Tizya went to high school in Whitehorse before joining the military. He was deployed to Afghanistan in 2002, shortly after the 9/11 terrorist attacks, and again in 2006. Tizya received the Sacrifice Medal after being wounded during his second tour.

Doug Tizya manning a machine gun. Tizya did two tours in Afghanistan with the Canadian Armed Forces. (Submitted by Terry Grabowski)

‘I’ll never forget him’

The day Tizya was wounded was excruciatingly hot, he recalled — maybe 50 C. He was sitting down to eat along with some other men.

They had taken off their gear in an attempt to cool down, said Tizya, when “all of a sudden the Taliban started dropping mortars on our on our patrol base.”
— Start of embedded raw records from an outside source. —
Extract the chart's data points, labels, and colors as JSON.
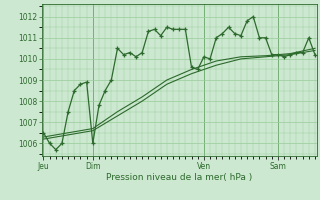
{
  "background_color": "#cce8d0",
  "plot_bg_color": "#cce8d0",
  "grid_color": "#99cc99",
  "line_color": "#2d6a2d",
  "title": "Pression niveau de la mer( hPa )",
  "ylabel_ticks": [
    1006,
    1007,
    1008,
    1009,
    1010,
    1011,
    1012
  ],
  "ylim": [
    1005.4,
    1012.6
  ],
  "xlim": [
    -0.3,
    44.3
  ],
  "day_labels": [
    "Jeu",
    "Dim",
    "Ven",
    "Sam"
  ],
  "day_positions": [
    0,
    8,
    26,
    38
  ],
  "series1_x": [
    0,
    1,
    2,
    3,
    4,
    5,
    6,
    7,
    8,
    9,
    10,
    11,
    12,
    13,
    14,
    15,
    16,
    17,
    18,
    19,
    20,
    21,
    22,
    23,
    24,
    25,
    26,
    27,
    28,
    29,
    30,
    31,
    32,
    33,
    34,
    35,
    36,
    37,
    38,
    39,
    40,
    41,
    42,
    43,
    44
  ],
  "series1_y": [
    1006.5,
    1006.0,
    1005.7,
    1006.0,
    1007.5,
    1008.5,
    1008.8,
    1008.9,
    1006.0,
    1007.8,
    1008.5,
    1009.0,
    1010.5,
    1010.2,
    1010.3,
    1010.1,
    1010.3,
    1011.3,
    1011.4,
    1011.1,
    1011.5,
    1011.4,
    1011.4,
    1011.4,
    1009.6,
    1009.5,
    1010.1,
    1010.0,
    1011.0,
    1011.2,
    1011.5,
    1011.2,
    1011.1,
    1011.8,
    1012.0,
    1011.0,
    1011.0,
    1010.2,
    1010.2,
    1010.1,
    1010.2,
    1010.3,
    1010.3,
    1011.0,
    1010.2
  ],
  "series2_x": [
    0,
    4,
    8,
    12,
    16,
    20,
    24,
    28,
    32,
    36,
    40,
    44
  ],
  "series2_y": [
    1006.2,
    1006.4,
    1006.6,
    1007.3,
    1008.0,
    1008.8,
    1009.3,
    1009.7,
    1010.0,
    1010.1,
    1010.2,
    1010.4
  ],
  "series3_x": [
    0,
    4,
    8,
    12,
    16,
    20,
    24,
    28,
    32,
    36,
    40,
    44
  ],
  "series3_y": [
    1006.3,
    1006.5,
    1006.7,
    1007.5,
    1008.2,
    1009.0,
    1009.5,
    1009.9,
    1010.1,
    1010.15,
    1010.25,
    1010.5
  ]
}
He remembers grabbing his rifle, helmet and armour and running toward shelter when a mortar landed beside him and knocked him out.

Doug Tizya was given a Quilt of Valour at the Kwanlin Dun Cultural Centre in Whitehorse. (Dave Croft/CBC)

A couple of his fellow soldiers pulled him into a building. One of them, Cpl. Andrew Grenon, tore off his own shirt and used it to bandage Tizya’s wounds.

Grenon was killed in 2008 when the armoured vehicle he was in was attacked in southern Afghanistan.

“I’ll never forget him,” said Tizya of Grenon. “I actually went to his funeral and told his mom that and she was very proud.”

Surprise honour

Tizya, who now lives in Brandon, Man., had no idea he was being honoured on Friday.

He was taking in the Indigenous Peoples Day festivities around the Kwanlin Dun Cultural Centre when his mother pulled him aside.

“I thought they were going to get me to jig and I was just sitting there thinking, there’s no way in hell I’m going to go jig,” he said.

Doug Tizya felt “honoured and grateful and loved” when he returned home and received this quilt. (Dave Croft/CBC)

Instead, Tizya was bestowed with a Quilt of Valour sewn by Yukoner May Gudmunson.

“I don’t live here anymore and when you come home and you experience this, it’s — wow,” he said. “I feel so honoured and grateful and loved when I come home.”

Tizya had a message for other soldiers and vets who may be going through tough times.

“You’ve got to hit your bottoms and stuff,” he said. “But if you let your love in, if you let people that love you help you, you’ll be OK.”